Middle of ‘The Road’

By David Orlikoff

The world has gone gray. The apocalypse came and snuffed out all life from moss and lichen on up the food chain. It’s been months since you’ve seen another human being and that thought fills you with dread. After all, your flesh is some of the last remaining digestible material on the planet. Suicide becomes more alluring as the threat of cannibalism—or

starvation—looms.

Such is life in director John Hillcoat’s The Road, adapted from the acclaimed Cormac McCarthy novel of the same name. But Hillcoat’s rendering shifts the focus from dystopia to melodrama for reasons unclear.

The score by fellow Australian and long-time collaborator Nick Cave is misused and distracting. Dull lilting piano refrains conjure the image of a bored child stuck indoors while it rains. For one three-minute period

Cave begrudgingly allows us a grungy industrial rock song. It’s about the only time music completely clicked. Though heavy handed, the score never becomes sarcastic—that’s not a compliment.

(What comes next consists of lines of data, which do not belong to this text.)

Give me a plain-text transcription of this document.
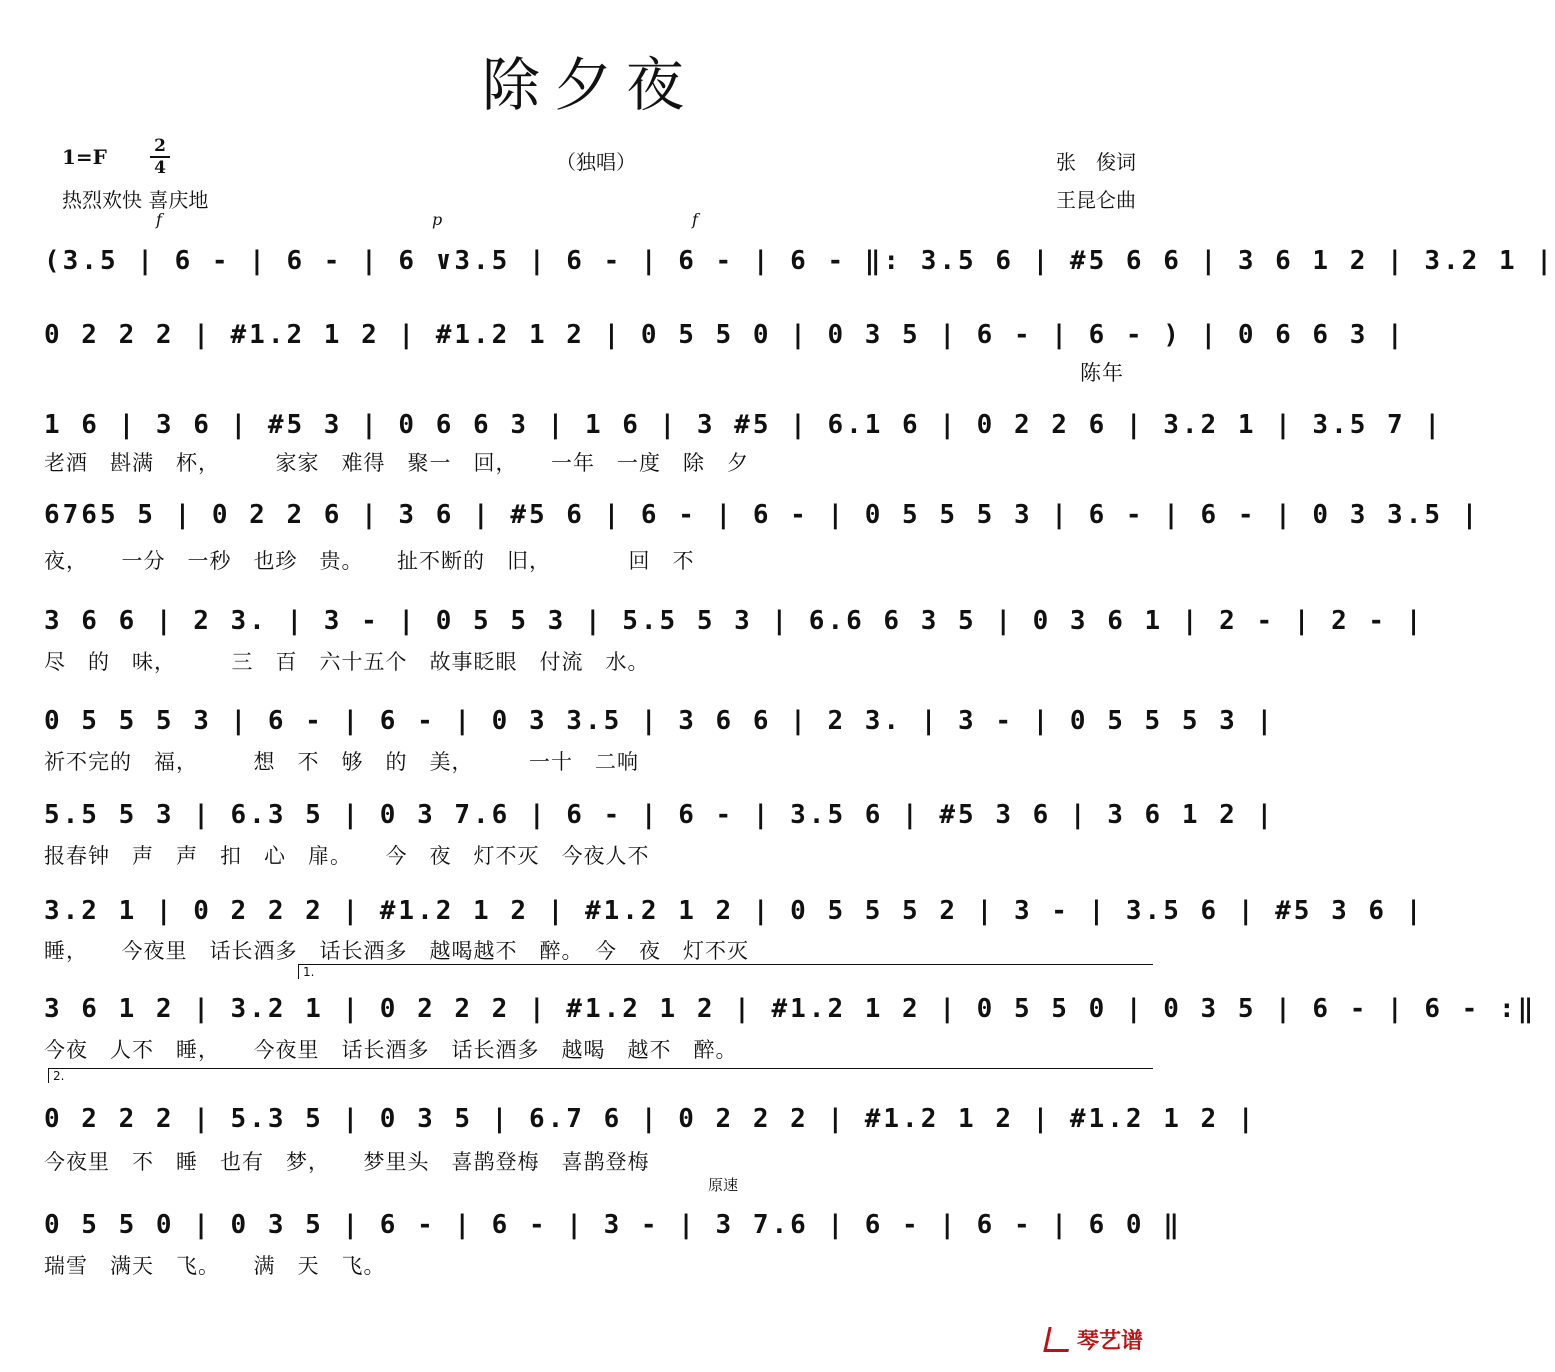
除夕夜
1=F	2
4	（独唱）
热烈欢快 喜庆地
张　俊词
王昆仑曲
f	p	f
1.
2.
原速
(3.5 | 6 - | 6 - | 6 ∨3.5 | 6 - | 6 - | 6 - ‖: 3.5 6 | #5 6 6 | 3 6 1 2 | 3.2 1 |
0 2 2 2 | #1.2 1 2 | #1.2 1 2 | 0 5 5 0 | 0 3 5 | 6 - | 6 - ) | 0 6 6 3 |
陈年
1 6 | 3 6 | #5 3 | 0 6 6 3 | 1 6 | 3 #5 | 6.1 6 | 0 2 2 6 | 3.2 1 | 3.5 7 |
老酒　斟满　杯，　　　家家　难得　聚一　回，　　一年　一度　除　夕
6765 5 | 0 2 2 6 | 3 6 | #5 6 | 6 - | 6 - | 0 5 5 5 3 | 6 - | 6 - | 0 3 3.5 |
夜，　　一分　一秒　也珍　贵。　　扯不断的　旧，　　　　回　不
3 6 6 | 2 3. | 3 - | 0 5 5 3 | 5.5 5 3 | 6.6 6 3 5 | 0 3 6 1 | 2 - | 2 - |
尽　的　味，　　　三　百　六十五个　故事眨眼　付流　水。
0 5 5 5 3 | 6 - | 6 - | 0 3 3.5 | 3 6 6 | 2 3. | 3 - | 0 5 5 5 3 |
祈不完的　福，　　　想　不　够　的　美，　　　一十　二响
5.5 5 3 | 6.3 5 | 0 3 7.6 | 6 - | 6 - | 3.5 6 | #5 3 6 | 3 6 1 2 |
报春钟　声　声　扣　心　扉。　　今　夜　灯不灭　今夜人不
3.2 1 | 0 2 2 2 | #1.2 1 2 | #1.2 1 2 | 0 5 5 5 2 | 3 - | 3.5 6 | #5 3 6 |
睡，　　今夜里　话长酒多　话长酒多　越喝越不　醉。　今　夜　灯不灭
3 6 1 2 | 3.2 1 | 0 2 2 2 | #1.2 1 2 | #1.2 1 2 | 0 5 5 0 | 0 3 5 | 6 - | 6 - :‖
今夜　人不　睡，　　今夜里　话长酒多　话长酒多　越喝　越不　醉。
0 2 2 2 | 5.3 5 | 0 3 5 | 6.7 6 | 0 2 2 2 | #1.2 1 2 | #1.2 1 2 |
今夜里　不　睡　也有　梦，　　梦里头　喜鹊登梅　喜鹊登梅
0 5 5 0 | 0 3 5 | 6 - | 6 - | 3 - | 3 7.6 | 6 - | 6 - | 6 0 ‖
瑞雪　满天　飞。　　满　天　飞。
琴艺谱
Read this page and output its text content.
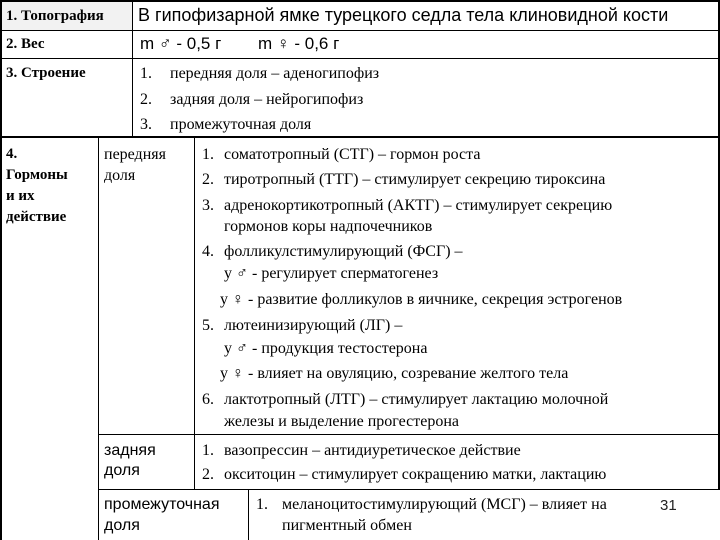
1. Топография В гипофизарной ямке турецкого седла тела клиновидной кости
2. Вес	m ♂ - 0,5 г m ♀ - 0,6 г
3. Строение	1. передняя доля – аденогипофиз
2. задняя доля – нейрогипофиз
3. промежуточная доля
4.
Гормоны
и их
действие
передняя
доля
1. соматотропный (СТГ) – гормон роста
2. тиротропный (ТТГ) – стимулирует секрецию тироксина
3. адренокортикотропный (АКТГ) – стимулирует секрецию
гормонов коры надпочечников
4. фолликулстимулирующий (ФСГ) –
у ♂ - регулирует сперматогенез
у ♀ - развитие фолликулов в яичнике, секреция эстрогенов
5. лютеинизирующий (ЛГ) –
у ♂ - продукция тестостерона
у ♀ - влияет на овуляцию, созревание желтого тела
6. лактотропный (ЛТГ) – стимулирует лактацию молочной
железы и выделение прогестерона
задняя
доля
1. вазопрессин – антидиуретическое действие
2. окситоцин – стимулирует сокращению матки, лактацию
промежуточная
доля
1. меланоцитостимулирующий (МСГ) – влияет на
пигментный обмен
31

Characters with names like “Man” and “Boy” form obvious symbolic archetypes as the film follows the mode of literature. But this contrasts again with the depth of specificity surrounding the acting and emotions that become central to the viewing experience. Viggo Mortensen plays the Man who has reserved his own existence to protecting and preparing his Boy. His emotional range is impressive as he confronts the many and varied obstacles before him. His face serves as a counterpoint to the barren landscape. But how seriously can we take his pain when he is little more than a symbolic man? He represents the old order, unable to succeed in the new world, though tasked with bringing up the next generation. His late wife represents human pain and loss wrapped in harsh practicality that cannot rationally justify this new tortured existence. And Boy, who “carries the fire inside,” is of course a new hope. Born into dystopia, he is tasked with finding a way out for humanity.  They walk the titular metaphorical “road” south—to salvation

or judgment.

These themes and many others might have been best left for the novel. When the travelers meet an old man or a thief, the audience is interested in the literal interaction more than the figurative. There is enough meat in terms of power, fear and social order not to have to resort to symbolism. Symbolism has its place, but The Road just isn’t The Seventh Seal. There are many reasons why it doesn’t work, which have more to do with the audience than the production.

Expectations for this film fall in line with its predecessors like 28 Days Later to Children of Men. But is Hillcoat at fault for doing something slightly different? Yes, when it makes for a less enjoyable film. A post-apocalyptic film should be a visceral experience. It should draw the audience in early and expose the exquisite decay of the new world. It becomes an emotional experience for the viewer as much as the characters. Whatever meaning we take from it is tied back to our non-apocalyptic lives in retrospect. This is the FDR model for bottom-up dystopia. Hillcoat dubiously subscribes to Reagan’s top-down approach, beginning with the meaning and ending potentially with something cinematic.

The narrative structure further hinders accessibility. The first 20 minutes are like a game of temporal ping-pong. At one level ,this allows us to see the juxtaposition of life before and after and robs us of any comfort going in. It also confuses and distances the audience from the on-set. It’s as if Hillcoat knows what people want and tries to keep viewers from falling into the world and becoming cemented in the experience.

The hypothetical apocalypse described is still compelling. The Road is a fresh, though not definitive, take on the genre.